Significant progresses have been made in recent years for the non-invasive diagnosis of mucormycosis based on the amplification of circulating Mucorales DNA in serum samples. The MODIMUCOR study was a prospective multicenter study carried out in France that enrolled 232 patients with suspicion of IMI. A quantitative PCR (qPCR) detecting Lichtheimia spp., Rhizomucor spp., and both Rhizopus spp. and Mucor spp. (without distinguishing between these two genera) performed on serum samples collected twice a week enabled for the early diagnosis of mucormycosis in 40 patients (15% of which were SOT recipients). Interestingly, qPCR positivity predated for a median of four days the sampling of the first mycological or histological positive specimen.
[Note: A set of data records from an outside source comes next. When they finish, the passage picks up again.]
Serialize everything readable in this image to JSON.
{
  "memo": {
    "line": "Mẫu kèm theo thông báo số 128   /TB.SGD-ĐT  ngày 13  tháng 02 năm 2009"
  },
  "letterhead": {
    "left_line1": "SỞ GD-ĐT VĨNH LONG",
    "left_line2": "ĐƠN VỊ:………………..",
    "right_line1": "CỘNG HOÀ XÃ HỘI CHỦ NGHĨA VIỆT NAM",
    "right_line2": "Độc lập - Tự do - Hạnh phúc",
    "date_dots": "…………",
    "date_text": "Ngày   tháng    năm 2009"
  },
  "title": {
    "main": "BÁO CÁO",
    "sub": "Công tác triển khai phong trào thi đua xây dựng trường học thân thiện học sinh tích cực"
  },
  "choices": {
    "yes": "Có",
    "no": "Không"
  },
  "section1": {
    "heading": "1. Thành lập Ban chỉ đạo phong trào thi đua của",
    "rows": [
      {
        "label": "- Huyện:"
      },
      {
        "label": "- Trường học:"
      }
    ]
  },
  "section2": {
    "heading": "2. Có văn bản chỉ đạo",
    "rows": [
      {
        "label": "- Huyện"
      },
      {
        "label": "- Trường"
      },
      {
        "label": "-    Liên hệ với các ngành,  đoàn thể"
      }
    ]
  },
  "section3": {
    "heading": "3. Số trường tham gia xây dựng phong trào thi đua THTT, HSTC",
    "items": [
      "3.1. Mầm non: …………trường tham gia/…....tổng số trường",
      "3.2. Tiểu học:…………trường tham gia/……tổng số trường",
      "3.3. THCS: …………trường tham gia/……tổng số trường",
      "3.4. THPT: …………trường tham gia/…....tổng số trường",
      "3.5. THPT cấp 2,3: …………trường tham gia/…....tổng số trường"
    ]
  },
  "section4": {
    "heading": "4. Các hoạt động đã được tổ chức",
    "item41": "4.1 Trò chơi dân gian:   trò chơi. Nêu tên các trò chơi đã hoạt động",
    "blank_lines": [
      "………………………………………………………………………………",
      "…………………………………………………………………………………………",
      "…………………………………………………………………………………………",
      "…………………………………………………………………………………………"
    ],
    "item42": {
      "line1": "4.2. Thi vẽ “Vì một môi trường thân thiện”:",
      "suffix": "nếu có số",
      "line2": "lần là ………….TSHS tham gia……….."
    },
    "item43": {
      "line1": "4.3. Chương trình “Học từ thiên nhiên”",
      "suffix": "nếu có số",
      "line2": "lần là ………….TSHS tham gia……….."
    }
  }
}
In addition, a negative qPCR within the first week after the initiation of AmB-based therapy was associated with higher patient survival [163]. In a recent systemic review and meta-analysis of 30 studies, Mucorales PCR in BALF yielded a specificity of 97.5% and specificity of 95.8%. Although the sensitivity decreased to 81.6% when blood specimens (i.e., whole blood, plasma, and serum) were used, the specificity (95.5%) and positive likelihood ratio (18.3) remained high [164]. The performance of this approach may be compromised due to the low levels of circulating DNA in blood, although the sensitivity of most assays improves when larger serum volumes are analyzed [165]. On the other hand, Mucorales PCR testing has not yet been included as a mycological diagnostic criterion in the consensus definitions of IMI [166].
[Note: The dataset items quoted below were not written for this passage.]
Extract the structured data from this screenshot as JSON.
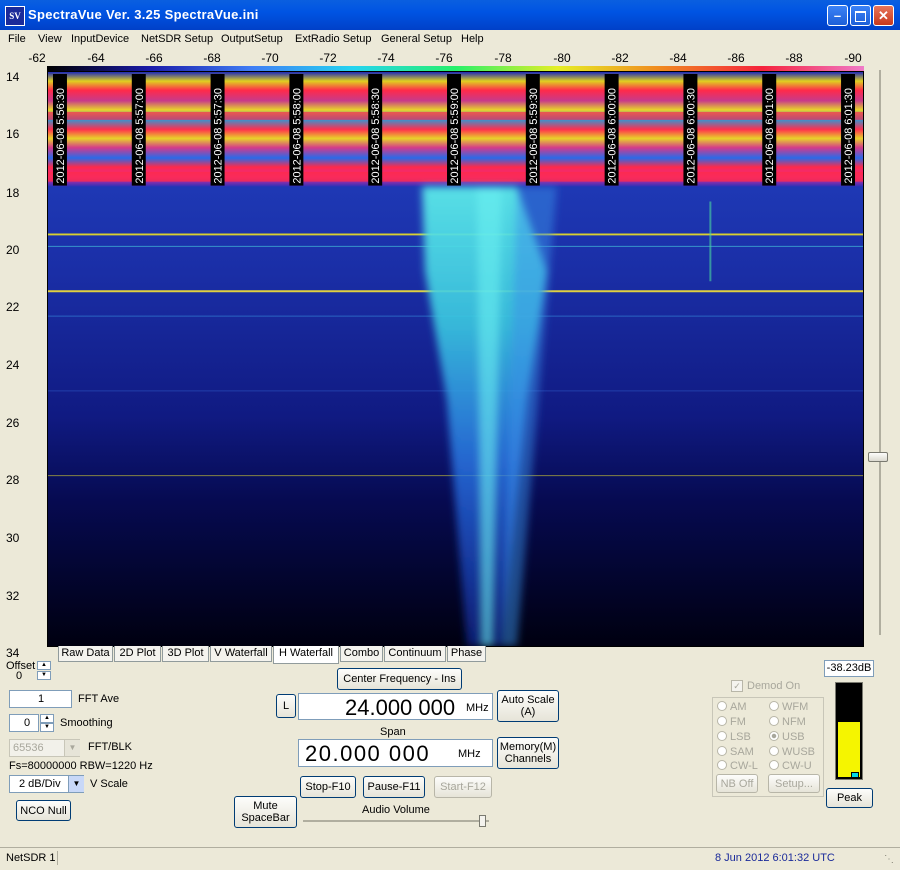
{
  "window": {
    "title": "SpectraVue Ver. 3.25  SpectraVue.ini",
    "icon_text": "SV",
    "min_icon": "minimize-icon",
    "max_icon": "maximize-icon",
    "close_icon": "close-icon"
  },
  "menu": [
    "File",
    "View",
    "InputDevice",
    "NetSDR Setup",
    "OutputSetup",
    "ExtRadio Setup",
    "General Setup",
    "Help"
  ],
  "top_axis_labels": [
    "-62",
    "-64",
    "-66",
    "-68",
    "-70",
    "-72",
    "-74",
    "-76",
    "-78",
    "-80",
    "-82",
    "-84",
    "-86",
    "-88",
    "-90"
  ],
  "left_axis_labels": [
    "14",
    "16",
    "18",
    "20",
    "22",
    "24",
    "26",
    "28",
    "30",
    "32",
    "34"
  ],
  "timestamps": [
    "2012-06-08 5:56:30",
    "2012-06-08 5:57:00",
    "2012-06-08 5:57:30",
    "2012-06-08 5:58:00",
    "2012-06-08 5:58:30",
    "2012-06-08 5:59:00",
    "2012-06-08 5:59:30",
    "2012-06-08 6:00:00",
    "2012-06-08 6:00:30",
    "2012-06-08 6:01:00",
    "2012-06-08 6:01:30"
  ],
  "tabs": [
    "Raw Data",
    "2D Plot",
    "3D Plot",
    "V Waterfall",
    "H Waterfall",
    "Combo",
    "Continuum",
    "Phase"
  ],
  "active_tab": "H Waterfall",
  "controls": {
    "offset_label": "Offset",
    "offset_value": "0",
    "fft_ave_value": "1",
    "fft_ave_label": "FFT Ave",
    "smoothing_value": "0",
    "smoothing_label": "Smoothing",
    "fft_blk_value": "65536",
    "fft_blk_label": "FFT/BLK",
    "fs_info": "Fs=80000000 RBW=1220 Hz",
    "vscale_value": "2 dB/Div",
    "vscale_label": "V Scale",
    "nco_null": "NCO Null",
    "center_freq_button": "Center Frequency - Ins",
    "l_button": "L",
    "center_freq_value": "24.000 000",
    "freq_unit": "MHz",
    "span_label": "Span",
    "span_value": "20.000 000",
    "span_unit": "MHz",
    "auto_scale_1": "Auto Scale",
    "auto_scale_2": "(A)",
    "memory_1": "Memory(M)",
    "memory_2": "Channels",
    "stop": "Stop-F10",
    "pause": "Pause-F11",
    "start": "Start-F12",
    "mute_1": "Mute",
    "mute_2": "SpaceBar",
    "audio_volume": "Audio Volume",
    "audio_volume_level": 0.98
  },
  "demod": {
    "label": "Demod On",
    "checked": true,
    "modes_left": [
      "AM",
      "FM",
      "LSB",
      "SAM",
      "CW-L"
    ],
    "modes_right": [
      "WFM",
      "NFM",
      "USB",
      "WUSB",
      "CW-U"
    ],
    "selected": "USB",
    "nb_off": "NB Off",
    "setup": "Setup..."
  },
  "signal": {
    "level": "-38.23dB",
    "peak_button": "Peak",
    "meter_fill": 0.6
  },
  "status": {
    "device": "NetSDR 1",
    "datetime": "8 Jun 2012  6:01:32 UTC"
  },
  "colors": {
    "titlebar": "#0054e3",
    "plot_bg": "#000000",
    "meter": "#f5f500",
    "status_date": "#1a2a9a"
  }
}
Since only a limited number of diagnostic tools are available and molecular testing remains limited to conventional PCR, metagenomic next-generation sequencing (mNGS) in peripheral blood has been investigated as an innovative non-invasive method [167,168]. In a small retrospective study, the detection of Mucorales sequences by peripheral blood mNGS exhibited an acceptable positive predictive value (72.6%) and a short turnaround (24–48 h), although a relatively high rate of false-positive results occurred, likely due to contamination during sampling or sample processing [167]. It should be noted that SOT recipients were underrepresented in the few studies that have evaluated to date the role of mNGS for the diagnosis of IMI [169,170,171].

7. Treatment

Successful treatment of mucormycosis relies on timely diagnosis, reversal of underlying predisposing factors, early surgical debridement of infected tissue, and rapid initiation of effective high-dose systemic antifungal therapy [172]. Global guidelines on mucormycosis [7] remarks the pivotal role of early surgical debridement with clean margins and the immediate initiation of antifungal therapy with liposomal AmB (L-AmB) at a dose of 5–10 mg/Kg per day. In case of CNS involvement, L-AmB should be started at an initial dose of 10 mg/Kg, avoiding slow progressive escalation. Mold-active triazoles (isavuconazole [ISA] or posaconazole [POS]) are favored over polyenes for patients with preexisting renal failure [7,72,173,174,175].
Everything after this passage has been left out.